His Graduate Collection Was Picked Up By MatchesFashion
Reed’s collection and it’s visuals were finished at home, and at times, alongside the support of young creatives including fellow students and graduates – albeit virtually. In the absence of a physical show, the designs were brought to life whilst placed in intricately hand painted sets by illustrator Lukas Palumbo, with an overlay of animation by Lauren Deane Hunter.
he ignited the Met Gala red carpet with gilded feather cage skirt and bespoke matching headpiece he created For Iman in collaboration with Dolce & Gabbana.
Conscious Fashion advocate Emma Watson is a fan
A longtime advocate for ethical and sustainable fashion, Emma Watson wore a look by Harris Reed made out of former wedding dresses, which had been donated to British charity/shop Oxfam.
And now about the show (Fall 22 to be precise)
His show ‘60 Years a Queen’, was inspired by Sir Herbert Maxwell’s 1897 book of the same name
This isn’t so much a direct interpretation of the British monarchy’s sartorial inclination, but instead a look at how the club-kid scene has long borrowed, loaned and built upon the regal wardrobe — whether that’s in necklines of ruffs, masks and takes on ceremonial crowns or through evocative Elizabethan-era painted faces.
He Used Deadstock Fabric Throughout His Collection
Continuing Reed’s focus on a sustainable practice this season fabrics have been donated by the Bussandri family.
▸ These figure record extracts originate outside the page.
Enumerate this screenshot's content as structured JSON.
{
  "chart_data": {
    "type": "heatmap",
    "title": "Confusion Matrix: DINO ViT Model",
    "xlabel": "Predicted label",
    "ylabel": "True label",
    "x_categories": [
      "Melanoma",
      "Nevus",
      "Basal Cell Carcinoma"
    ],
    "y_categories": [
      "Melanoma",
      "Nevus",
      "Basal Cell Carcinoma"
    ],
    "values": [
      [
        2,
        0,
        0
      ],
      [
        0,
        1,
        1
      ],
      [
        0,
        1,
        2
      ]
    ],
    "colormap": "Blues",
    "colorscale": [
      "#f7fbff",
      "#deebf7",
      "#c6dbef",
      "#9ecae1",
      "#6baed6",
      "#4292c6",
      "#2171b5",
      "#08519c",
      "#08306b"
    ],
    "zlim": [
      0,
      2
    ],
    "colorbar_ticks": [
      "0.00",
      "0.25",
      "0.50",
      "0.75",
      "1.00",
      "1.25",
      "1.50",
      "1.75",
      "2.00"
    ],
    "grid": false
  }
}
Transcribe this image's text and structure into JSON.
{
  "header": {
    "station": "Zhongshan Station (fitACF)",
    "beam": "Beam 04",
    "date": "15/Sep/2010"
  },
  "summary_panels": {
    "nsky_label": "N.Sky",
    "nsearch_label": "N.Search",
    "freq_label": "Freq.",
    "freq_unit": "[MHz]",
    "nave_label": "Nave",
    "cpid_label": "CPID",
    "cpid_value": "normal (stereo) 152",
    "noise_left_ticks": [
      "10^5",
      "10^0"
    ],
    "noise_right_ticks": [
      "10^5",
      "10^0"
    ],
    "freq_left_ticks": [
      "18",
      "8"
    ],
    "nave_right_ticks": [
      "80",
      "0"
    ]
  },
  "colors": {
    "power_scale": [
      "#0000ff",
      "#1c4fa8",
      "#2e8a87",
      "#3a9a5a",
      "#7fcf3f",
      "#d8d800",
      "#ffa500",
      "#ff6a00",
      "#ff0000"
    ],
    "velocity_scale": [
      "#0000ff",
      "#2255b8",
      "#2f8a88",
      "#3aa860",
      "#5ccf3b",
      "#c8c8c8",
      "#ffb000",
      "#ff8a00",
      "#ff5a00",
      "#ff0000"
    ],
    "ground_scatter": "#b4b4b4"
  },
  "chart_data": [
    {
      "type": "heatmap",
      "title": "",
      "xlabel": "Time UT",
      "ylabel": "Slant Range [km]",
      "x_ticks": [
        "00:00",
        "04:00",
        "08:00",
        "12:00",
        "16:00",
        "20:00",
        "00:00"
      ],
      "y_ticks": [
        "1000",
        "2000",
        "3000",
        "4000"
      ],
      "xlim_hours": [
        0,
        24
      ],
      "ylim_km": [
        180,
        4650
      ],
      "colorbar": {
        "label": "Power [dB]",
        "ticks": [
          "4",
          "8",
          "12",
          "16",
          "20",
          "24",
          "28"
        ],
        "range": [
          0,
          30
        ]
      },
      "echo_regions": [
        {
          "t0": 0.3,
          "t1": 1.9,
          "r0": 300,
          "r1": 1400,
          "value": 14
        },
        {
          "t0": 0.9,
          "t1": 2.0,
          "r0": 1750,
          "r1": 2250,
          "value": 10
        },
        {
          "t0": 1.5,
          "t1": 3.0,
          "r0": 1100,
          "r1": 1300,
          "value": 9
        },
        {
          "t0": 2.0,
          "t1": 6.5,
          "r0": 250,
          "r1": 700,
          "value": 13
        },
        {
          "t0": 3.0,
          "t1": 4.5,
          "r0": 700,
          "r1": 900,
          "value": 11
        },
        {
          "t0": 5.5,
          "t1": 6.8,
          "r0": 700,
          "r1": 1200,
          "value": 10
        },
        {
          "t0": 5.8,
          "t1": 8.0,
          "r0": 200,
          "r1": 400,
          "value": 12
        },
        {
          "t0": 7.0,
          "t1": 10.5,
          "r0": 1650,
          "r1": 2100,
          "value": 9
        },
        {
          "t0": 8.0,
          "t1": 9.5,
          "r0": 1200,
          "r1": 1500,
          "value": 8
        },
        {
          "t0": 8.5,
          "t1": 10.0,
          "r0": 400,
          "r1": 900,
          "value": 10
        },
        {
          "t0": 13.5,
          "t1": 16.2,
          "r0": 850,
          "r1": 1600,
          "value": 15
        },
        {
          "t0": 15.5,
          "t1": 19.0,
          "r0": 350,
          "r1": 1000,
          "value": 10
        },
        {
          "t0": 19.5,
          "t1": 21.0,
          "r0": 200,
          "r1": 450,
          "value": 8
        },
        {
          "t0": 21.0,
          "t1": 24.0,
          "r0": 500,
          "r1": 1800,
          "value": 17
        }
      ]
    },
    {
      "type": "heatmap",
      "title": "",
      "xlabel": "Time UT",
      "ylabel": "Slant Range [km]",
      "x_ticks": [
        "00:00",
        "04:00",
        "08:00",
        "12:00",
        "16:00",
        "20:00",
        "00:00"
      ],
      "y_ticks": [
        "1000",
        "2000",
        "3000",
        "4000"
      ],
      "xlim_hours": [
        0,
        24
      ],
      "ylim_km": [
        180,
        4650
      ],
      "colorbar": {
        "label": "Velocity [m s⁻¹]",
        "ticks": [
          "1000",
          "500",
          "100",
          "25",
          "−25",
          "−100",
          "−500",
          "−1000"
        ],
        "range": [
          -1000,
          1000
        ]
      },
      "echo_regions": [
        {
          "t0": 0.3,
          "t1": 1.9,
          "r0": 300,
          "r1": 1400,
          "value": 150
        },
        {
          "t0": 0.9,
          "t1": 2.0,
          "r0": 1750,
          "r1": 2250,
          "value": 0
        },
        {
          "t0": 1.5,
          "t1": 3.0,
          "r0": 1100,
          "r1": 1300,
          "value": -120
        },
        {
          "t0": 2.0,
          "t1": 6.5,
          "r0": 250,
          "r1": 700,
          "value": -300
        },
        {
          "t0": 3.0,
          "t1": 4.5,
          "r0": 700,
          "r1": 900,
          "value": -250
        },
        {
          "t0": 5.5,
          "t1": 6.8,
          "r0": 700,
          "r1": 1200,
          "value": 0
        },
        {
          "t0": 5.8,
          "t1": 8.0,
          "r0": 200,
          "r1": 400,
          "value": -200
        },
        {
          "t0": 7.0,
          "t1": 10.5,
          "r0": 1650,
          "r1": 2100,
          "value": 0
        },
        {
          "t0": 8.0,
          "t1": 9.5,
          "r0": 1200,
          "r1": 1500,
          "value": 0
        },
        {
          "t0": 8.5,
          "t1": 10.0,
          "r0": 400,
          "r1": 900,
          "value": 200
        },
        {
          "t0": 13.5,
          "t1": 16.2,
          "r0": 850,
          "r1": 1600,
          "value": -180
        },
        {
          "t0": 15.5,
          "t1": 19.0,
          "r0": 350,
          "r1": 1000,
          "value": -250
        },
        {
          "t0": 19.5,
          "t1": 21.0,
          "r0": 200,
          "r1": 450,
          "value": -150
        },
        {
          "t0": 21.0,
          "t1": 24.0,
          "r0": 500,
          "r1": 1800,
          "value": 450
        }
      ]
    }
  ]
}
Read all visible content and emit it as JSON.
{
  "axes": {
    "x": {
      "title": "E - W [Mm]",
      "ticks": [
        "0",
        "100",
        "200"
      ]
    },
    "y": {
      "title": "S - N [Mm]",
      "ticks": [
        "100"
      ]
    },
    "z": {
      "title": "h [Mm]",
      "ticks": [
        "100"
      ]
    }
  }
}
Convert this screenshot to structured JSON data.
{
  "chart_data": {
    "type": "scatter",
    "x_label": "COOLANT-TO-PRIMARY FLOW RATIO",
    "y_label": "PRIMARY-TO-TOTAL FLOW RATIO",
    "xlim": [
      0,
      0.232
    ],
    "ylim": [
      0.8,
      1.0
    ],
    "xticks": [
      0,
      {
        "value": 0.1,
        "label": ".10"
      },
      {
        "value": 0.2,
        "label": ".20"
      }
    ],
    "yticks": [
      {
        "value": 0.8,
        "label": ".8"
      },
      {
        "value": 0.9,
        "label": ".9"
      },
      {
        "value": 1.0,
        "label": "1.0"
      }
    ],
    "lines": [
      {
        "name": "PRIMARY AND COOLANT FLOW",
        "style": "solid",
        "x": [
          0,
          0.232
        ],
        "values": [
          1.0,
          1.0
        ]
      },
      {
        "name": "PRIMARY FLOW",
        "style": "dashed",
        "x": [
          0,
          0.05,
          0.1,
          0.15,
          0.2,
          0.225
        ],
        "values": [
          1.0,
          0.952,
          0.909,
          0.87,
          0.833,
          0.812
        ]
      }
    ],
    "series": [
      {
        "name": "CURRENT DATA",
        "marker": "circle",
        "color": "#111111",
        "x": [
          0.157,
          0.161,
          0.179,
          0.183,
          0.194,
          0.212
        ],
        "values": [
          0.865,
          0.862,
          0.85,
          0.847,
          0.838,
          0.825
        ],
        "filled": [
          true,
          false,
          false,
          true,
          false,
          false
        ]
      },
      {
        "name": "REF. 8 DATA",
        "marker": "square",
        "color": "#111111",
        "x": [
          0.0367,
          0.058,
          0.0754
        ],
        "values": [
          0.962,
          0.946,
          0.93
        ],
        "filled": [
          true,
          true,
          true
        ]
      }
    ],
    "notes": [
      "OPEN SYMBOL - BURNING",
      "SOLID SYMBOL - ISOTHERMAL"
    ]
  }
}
Reed first came across the Italian family’s company during a visit to Bassano, Northern Italy, close to the clan’s Villa Bussandri. With a background in interiors, the family’s 100-year-old upholstery fabrics are transformed, working to bring Reed’s fluid vision into fruition and inject that regal flair. Sequins adorning the pieces are sourced deadstock from a London supplier.
The make-up for the show was inspired by Grace Jones Nightclubbing Album Cover
60 Years a Queen is a queerer interpretation of kings and… kweens
Custom made queer glamour unequivocally Harris Reed.